Quão valioso é para uma universidade conceder um mestrado a um artista como Emilio Isgrò, um artista internacional e também um dos mais conhecidos e importantes expoentes da arte italiana entre os séculos XX e XXIdisse o professor D’Amico em seu laudatio, lembrando que atualmente é o artista do ano na Galeria Nacional de Arte Moderna de Roma.
Artista desde criança, começou como poeta e contador de histórias. Há cinquenta anos, em 1973, escreveu «A vida aventureira de Emilio Isgrò nos depoimentos de estadistas, escritores, artistas, parlamentares, atores, parentes, familiares, amigos, cidadãos anônimos», seguido do «Autocurrículo» original (um livro de reuniões e visões). Uma vida já “aventureira” que «em 1964 – recordou D’Amico – teve uma viragem com os seus primeiros cancelamentos inicialmente acompanhados de cepticismo crítico, com um mal-entendido fundamental que de vez em quando, talvez, ressurge aqui e ali. Mas o apagamento de Isgrò nunca é a expressão de uma atitude niilista. Nada a ver com cancelar cultura. Para o mestre, o apagamento não é apenas um gesto de agitação social, é construtivo. No momento em que apaga uma página, e depois uma imagem, como sempre repete, constrói simultaneamente outras. O apagamento é, portanto, uma ferramenta de escrita, removendo palavras para realçar o seu espírito. Não é por acaso que a atenção de Isgrò se voltou frequentemente para os textos jurídicos e a sua obra cruza significativamente com a do direito, chamando a atenção para as palavras: o código civil e penal, a Constituição, as leis raciais (em 2020 foi apresentada a obra para o projeto contemporâneo do Quirinale, em que Isgrò cancela as “disposições para a defesa da raça italiana” publicadas no Diário Oficial de 1938)».
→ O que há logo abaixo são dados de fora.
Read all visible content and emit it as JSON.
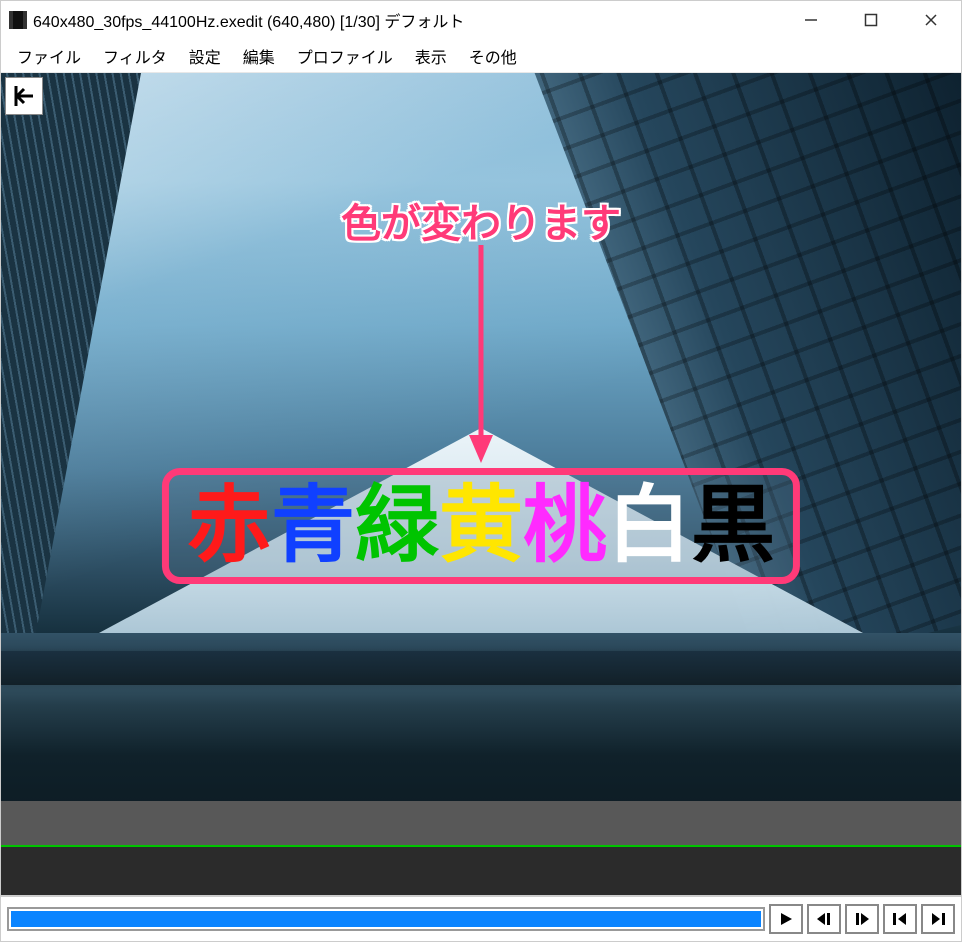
{
  "titlebar": {
    "title": "640x480_30fps_44100Hz.exedit (640,480)  [1/30]  デフォルト"
  },
  "menu": {
    "file": "ファイル",
    "filter": "フィルタ",
    "settings": "設定",
    "edit": "編集",
    "profile": "プロファイル",
    "view": "表示",
    "other": "その他"
  },
  "annotation": {
    "label": "色が変わります"
  },
  "color_chars": {
    "red": "赤",
    "blue": "青",
    "green": "緑",
    "yellow": "黄",
    "pink": "桃",
    "white": "白",
    "black": "黒"
  }
}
Uma aventura que continua todos os dias e da qual Isgrò falou em sua aula, um “curso avançado” rápido e intenso sobre a liberdade de criatividade e de expressãopara. Afirmando que a sua arte provém da literatura e nasceu «no coração siciliano de um mar Mediterrâneo que embalou as três religiões monoteístas». Portanto, quando como artista e escritor se sentiu ameaçado, compreendeu que «a palavra (a única tecnologia barata porque é uma expressão direta do homem) tinha que ser salva no terreno do adversário». E isso com ferramentas eminentemente visuais. «Entendi isso – disse ele – depois da minha viagem aos EUA em 1963 como correspondente do Gazzettino di Venezia seguindo Kennedy. No meio de todas aquelas línguas dos judeus que escaparam aos pogroms, dos agricultores calabreses e sicilianos, dos polacos e irlandeses, a língua que os uniu foi a do cinema e da banda desenhada. E depois compreendi-o melhor na Bienal de Veneza de 1964 com a explosão da Pop Art. Foi por isso que em 1964 decidi apagar a palavra, não para a destruir mas para reforçar o seu poder expressivo.
«Dizer que o discurso é o primeiro dos direitos humanos – continua – significa colocar os pés na placa dos direitos garantidos num país livre e democrático, significa acreditar numa lei que seja sempre e para sempre a mesma para todos, para os ricos e para os pobres, tanto para os alinhados como para os desmantelados pela pobreza.”